= Kwiat (jeweler) =

American jewelry company (founded in 1907)

Kwiat is an American jewelry company based in New York City. Founded in 1907 by Sam Kwiat, the company specializes in diamonds and fine jewelry. It remains privately owned and operated by the Kwiat family, with successive generations overseeing its operations. Kwiat is known for its engagement rings, wedding bands, and high-end diamond collections, and its pieces are sold through company boutiques and authorized retailers in the United States and internationally.

== History ==

=== Early 1900s ===
Kwiat was founded in 1907 by Samuel Kwiat, a Polish immigrant who established a shop on Canal Street in Manhattan's Lower East Side, then considered New York City's original diamond district. Initially trading in diamonds, Samuel later developed an interest in vintage jewelry and became active in the auction market for antique pieces.

=== 1933 to mid-1960s ===
In 1933, Samuel's 17-year-old son, David Kwiat, joined the business and learned diamond cutting and jewelry manufacturing. Under David's direction, the company expanded from trading loose stones into jewelry design and production, introducing collections of wedding rings, necklaces, and earrings. During the 1930s and 1940s, Kwiat became known for having one of the most significant diamond jewelry collections in the United States. The company is also credited with contributing to the development of Manhattan's modern diamond district in the 1950s. In 1955, Kwiat issued its first catalog.

In 1965, David Kwiat purchased a 126-carat rough diamond and cut it into the 50-carat "Teardrop of Africa" for Harry Winston.

=== Mid-1960s to early 2000s ===
David's sons, Sheldon and Lowell Kwiat, joined the company in 1964 and 1973, respectively, and assumed leadership in the mid-1970s.
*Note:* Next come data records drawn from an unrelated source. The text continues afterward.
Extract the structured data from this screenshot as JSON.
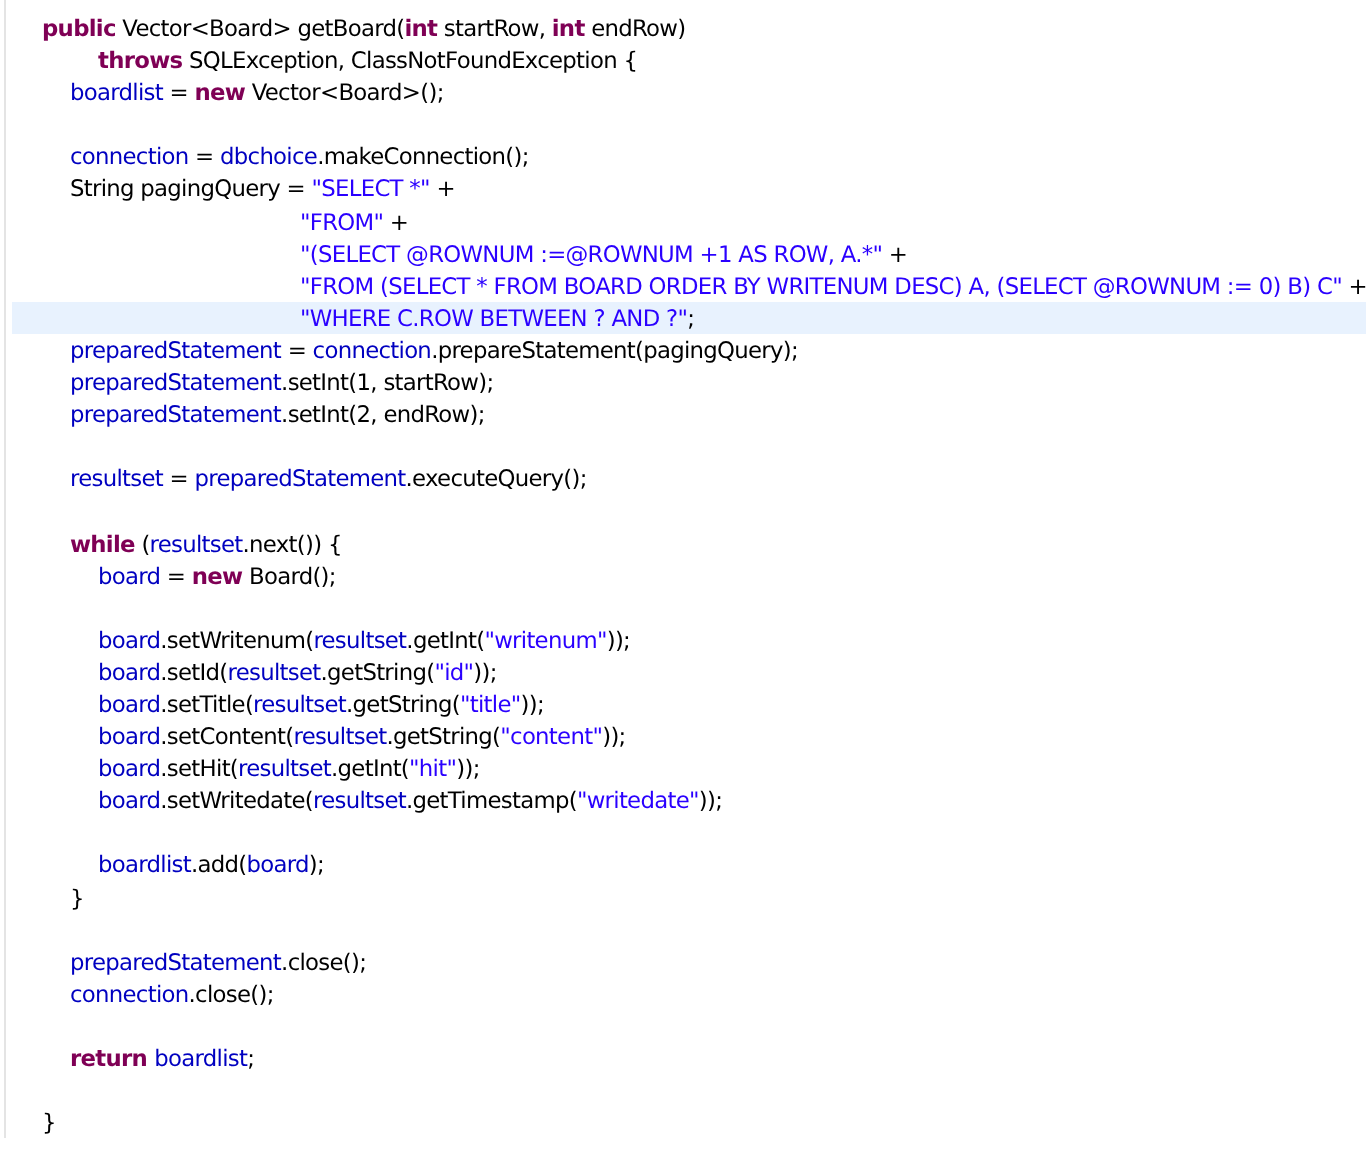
{
  "editor": {
    "lines": [
      {
        "kind": "code",
        "selected": false,
        "tokens": [
          {
            "kind": "keyword",
            "text": "public"
          },
          {
            "kind": "plain",
            "text": " Vector<Board> getBoard("
          },
          {
            "kind": "keyword",
            "text": "int"
          },
          {
            "kind": "plain",
            "text": " startRow, "
          },
          {
            "kind": "keyword",
            "text": "int"
          },
          {
            "kind": "plain",
            "text": " endRow)"
          }
        ],
        "children": [
          {
            "kind": "wrapped",
            "selected": false,
            "tokens": [
              {
                "kind": "keyword",
                "text": "throws"
              },
              {
                "kind": "plain",
                "text": " SQLException, ClassNotFoundException {"
              }
            ]
          },
          {
            "kind": "code",
            "selected": false,
            "tokens": [
              {
                "kind": "field",
                "text": "boardlist"
              },
              {
                "kind": "plain",
                "text": " = "
              },
              {
                "kind": "keyword",
                "text": "new"
              },
              {
                "kind": "plain",
                "text": " Vector<Board>();"
              }
            ]
          },
          {
            "kind": "blank",
            "selected": false
          },
          {
            "kind": "code",
            "selected": false,
            "tokens": [
              {
                "kind": "field",
                "text": "connection"
              },
              {
                "kind": "plain",
                "text": " = "
              },
              {
                "kind": "field",
                "text": "dbchoice"
              },
              {
                "kind": "plain",
                "text": ".makeConnection();"
              }
            ]
          },
          {
            "kind": "code",
            "selected": false,
            "tokens": [
              {
                "kind": "plain",
                "text": "String pagingQuery = "
              },
              {
                "kind": "string",
                "text": "\"SELECT *\""
              },
              {
                "kind": "plain",
                "text": " +"
              }
            ],
            "children": [
              {
                "kind": "aligned",
                "selected": false,
                "tokens": [
                  {
                    "kind": "string",
                    "text": "\"FROM\""
                  },
                  {
                    "kind": "plain",
                    "text": " +"
                  }
                ]
              },
              {
                "kind": "aligned",
                "selected": false,
                "tokens": [
                  {
                    "kind": "string",
                    "text": "\"(SELECT @ROWNUM :=@ROWNUM +1 AS ROW, A.*\""
                  },
                  {
                    "kind": "plain",
                    "text": " +"
                  }
                ]
              },
              {
                "kind": "aligned",
                "selected": false,
                "tokens": [
                  {
                    "kind": "string",
                    "text": "\"FROM (SELECT * FROM BOARD ORDER BY WRITENUM DESC) A, (SELECT @ROWNUM := 0) B) C\""
                  },
                  {
                    "kind": "plain",
                    "text": " +"
                  }
                ]
              },
              {
                "kind": "aligned",
                "selected": true,
                "tokens": [
                  {
                    "kind": "string",
                    "text": "\"WHERE C.ROW BETWEEN ? AND ?\""
                  },
                  {
                    "kind": "plain",
                    "text": ";"
                  }
                ]
              }
            ]
          },
          {
            "kind": "code",
            "selected": false,
            "tokens": [
              {
                "kind": "field",
                "text": "preparedStatement"
              },
              {
                "kind": "plain",
                "text": " = "
              },
              {
                "kind": "field",
                "text": "connection"
              },
              {
                "kind": "plain",
                "text": ".prepareStatement(pagingQuery);"
              }
            ]
          },
          {
            "kind": "code",
            "selected": false,
            "tokens": [
              {
                "kind": "field",
                "text": "preparedStatement"
              },
              {
                "kind": "plain",
                "text": ".setInt(1, startRow);"
              }
            ]
          },
          {
            "kind": "code",
            "selected": false,
            "tokens": [
              {
                "kind": "field",
                "text": "preparedStatement"
              },
              {
                "kind": "plain",
                "text": ".setInt(2, endRow);"
              }
            ]
          },
          {
            "kind": "blank",
            "selected": false
          },
          {
            "kind": "code",
            "selected": false,
            "tokens": [
              {
                "kind": "field",
                "text": "resultset"
              },
              {
                "kind": "plain",
                "text": " = "
              },
              {
                "kind": "field",
                "text": "preparedStatement"
              },
              {
                "kind": "plain",
                "text": ".executeQuery();"
              }
            ]
          },
          {
            "kind": "blank",
            "selected": false
          },
          {
            "kind": "code",
            "selected": false,
            "tokens": [
              {
                "kind": "keyword",
                "text": "while"
              },
              {
                "kind": "plain",
                "text": " ("
              },
              {
                "kind": "field",
                "text": "resultset"
              },
              {
                "kind": "plain",
                "text": ".next()) {"
              }
            ],
            "children": [
              {
                "kind": "code",
                "selected": false,
                "tokens": [
                  {
                    "kind": "field",
                    "text": "board"
                  },
                  {
                    "kind": "plain",
                    "text": " = "
                  },
                  {
                    "kind": "keyword",
                    "text": "new"
                  },
                  {
                    "kind": "plain",
                    "text": " Board();"
                  }
                ]
              },
              {
                "kind": "blank",
                "selected": false
              },
              {
                "kind": "code",
                "selected": false,
                "tokens": [
                  {
                    "kind": "field",
                    "text": "board"
                  },
                  {
                    "kind": "plain",
                    "text": ".setWritenum("
                  },
                  {
                    "kind": "field",
                    "text": "resultset"
                  },
                  {
                    "kind": "plain",
                    "text": ".getInt("
                  },
                  {
                    "kind": "string",
                    "text": "\"writenum\""
                  },
                  {
                    "kind": "plain",
                    "text": "));"
                  }
                ]
              },
              {
                "kind": "code",
                "selected": false,
                "tokens": [
                  {
                    "kind": "field",
                    "text": "board"
                  },
                  {
                    "kind": "plain",
                    "text": ".setId("
                  },
                  {
                    "kind": "field",
                    "text": "resultset"
                  },
                  {
                    "kind": "plain",
                    "text": ".getString("
                  },
                  {
                    "kind": "string",
                    "text": "\"id\""
                  },
                  {
                    "kind": "plain",
                    "text": "));"
                  }
                ]
              },
              {
                "kind": "code",
                "selected": false,
                "tokens": [
                  {
                    "kind": "field",
                    "text": "board"
                  },
                  {
                    "kind": "plain",
                    "text": ".setTitle("
                  },
                  {
                    "kind": "field",
                    "text": "resultset"
                  },
                  {
                    "kind": "plain",
                    "text": ".getString("
                  },
                  {
                    "kind": "string",
                    "text": "\"title\""
                  },
                  {
                    "kind": "plain",
                    "text": "));"
                  }
                ]
              },
              {
                "kind": "code",
                "selected": false,
                "tokens": [
                  {
                    "kind": "field",
                    "text": "board"
                  },
                  {
                    "kind": "plain",
                    "text": ".setContent("
                  },
                  {
                    "kind": "field",
                    "text": "resultset"
                  },
                  {
                    "kind": "plain",
                    "text": ".getString("
                  },
                  {
                    "kind": "string",
                    "text": "\"content\""
                  },
                  {
                    "kind": "plain",
                    "text": "));"
                  }
                ]
              },
              {
                "kind": "code",
                "selected": false,
                "tokens": [
                  {
                    "kind": "field",
                    "text": "board"
                  },
                  {
                    "kind": "plain",
                    "text": ".setHit("
                  },
                  {
                    "kind": "field",
                    "text": "resultset"
                  },
                  {
                    "kind": "plain",
                    "text": ".getInt("
                  },
                  {
                    "kind": "string",
                    "text": "\"hit\""
                  },
                  {
                    "kind": "plain",
                    "text": "));"
                  }
                ]
              },
              {
                "kind": "code",
                "selected": false,
                "tokens": [
                  {
                    "kind": "field",
                    "text": "board"
                  },
                  {
                    "kind": "plain",
                    "text": ".setWritedate("
                  },
                  {
                    "kind": "field",
                    "text": "resultset"
                  },
                  {
                    "kind": "plain",
                    "text": ".getTimestamp("
                  },
                  {
                    "kind": "string",
                    "text": "\"writedate\""
                  },
                  {
                    "kind": "plain",
                    "text": "));"
                  }
                ]
              },
              {
                "kind": "blank",
                "selected": false
              },
              {
                "kind": "code",
                "selected": false,
                "tokens": [
                  {
                    "kind": "field",
                    "text": "boardlist"
                  },
                  {
                    "kind": "plain",
                    "text": ".add("
                  },
                  {
                    "kind": "field",
                    "text": "board"
                  },
                  {
                    "kind": "plain",
                    "text": ");"
                  }
                ]
              }
            ]
          },
          {
            "kind": "code",
            "selected": false,
            "tokens": [
              {
                "kind": "plain",
                "text": "}"
              }
            ]
          },
          {
            "kind": "blank",
            "selected": false
          },
          {
            "kind": "code",
            "selected": false,
            "tokens": [
              {
                "kind": "field",
                "text": "preparedStatement"
              },
              {
                "kind": "plain",
                "text": ".close();"
              }
            ]
          },
          {
            "kind": "code",
            "selected": false,
            "tokens": [
              {
                "kind": "field",
                "text": "connection"
              },
              {
                "kind": "plain",
                "text": ".close();"
              }
            ]
          },
          {
            "kind": "blank",
            "selected": false
          },
          {
            "kind": "code",
            "selected": false,
            "tokens": [
              {
                "kind": "keyword",
                "text": "return "
              },
              {
                "kind": "field",
                "text": "boardlist"
              },
              {
                "kind": "plain",
                "text": ";"
              }
            ]
          },
          {
            "kind": "blank",
            "selected": false
          }
        ]
      },
      {
        "kind": "code",
        "selected": false,
        "tokens": [
          {
            "kind": "plain",
            "text": "}"
          }
        ]
      }
    ]
  }
}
For several decades, Kwiat operated primarily as a diamond supplier to major jewelers, including Tiffany & Co. and Harry Winston. In 2005, the company began marketing directly to consumers under its own brand name.

=== Early 2000s to present ===
Lowell Kwiat's sons—Greg (CEO), Russell (COO), and Cory (Chief Digital Officer)—joined the business in the early 2000s. Greg Kwiat has become recognized as a diamond expert and is frequently cited in media outlets covering jewelry and luxury fashion.

In 2007, Kwiat opened its first flagship boutique on Madison Avenue in New York City.

In 2009, the company acquired Fred Leighton, a noted antique jewelry house, for $25.8 million.

== Products ==
Kwiat is known for its proprietary designs and trademarked offerings, including:

- Ashoka® Diamond – a patented diamond cut originally developed by William Goldberg, for which Kwiat is the exclusive U.S. distributor.
- Kwiat Setting – a signature engagement ring design featuring a floating diamond basket.
- Kwiat Tiara Diamonds™ – a selection of diamonds that exceed Gemological Institute of America (GIA) cut standards.
- Fred Leighton Round™ – a proprietary diamond cut inspired by antique old European cuts.

Kwiat jewelry is sold at the company's boutiques in New York City and Las Vegas, through its website, and at authorized retailers across the United States.

== Celebrity clients ==
Several celebrities have been publicly documented wearing Kwiat jewelry at major events:

- Natalie Portman – wore Kwiat diamond "Orbit Huggies" bracelets at a SAG-AFTRA premiere.
- Margot Robbie – wore Kwiat diamond eternity bands at the 2024 Governors Awards and five-row Kwiat diamond earrings at the 2024 Academy Awards.
- Anne Hathaway – wore Kwiat diamond cluster earrings and platinum rings at the 2013 Screen Actors Guild Awards. She also received a six-carat solitaire diamond engagement ring from Kwiat in 2011, presented by Adam Shulman.
- Jennifer Hudson – wore Kwiat jewelry at the 2015 New York City Ballet Fall Gala.
- Iman – wore a 13.11-carat yellow radiant-cut diamond ring by Kwiat at the 2021 Met Gala.
- Carey Mulligan – wore three-carat round brilliant Kwiat diamond studs at the 2024 Screen Actors Guild Awards.
- Zoë Kravitz – wore the Kwiat "Between Us" pink-and-white oval diamond necklace at the 2022 Academy Awards.
- Sarah Jessica Parker – wore Kwiat three-carat pear-shaped diamond earrings at a Broadway reopening gala.
- Emma Stone – wore a Kwiat and Fred Leighton choker at the 2025 Tony Awards.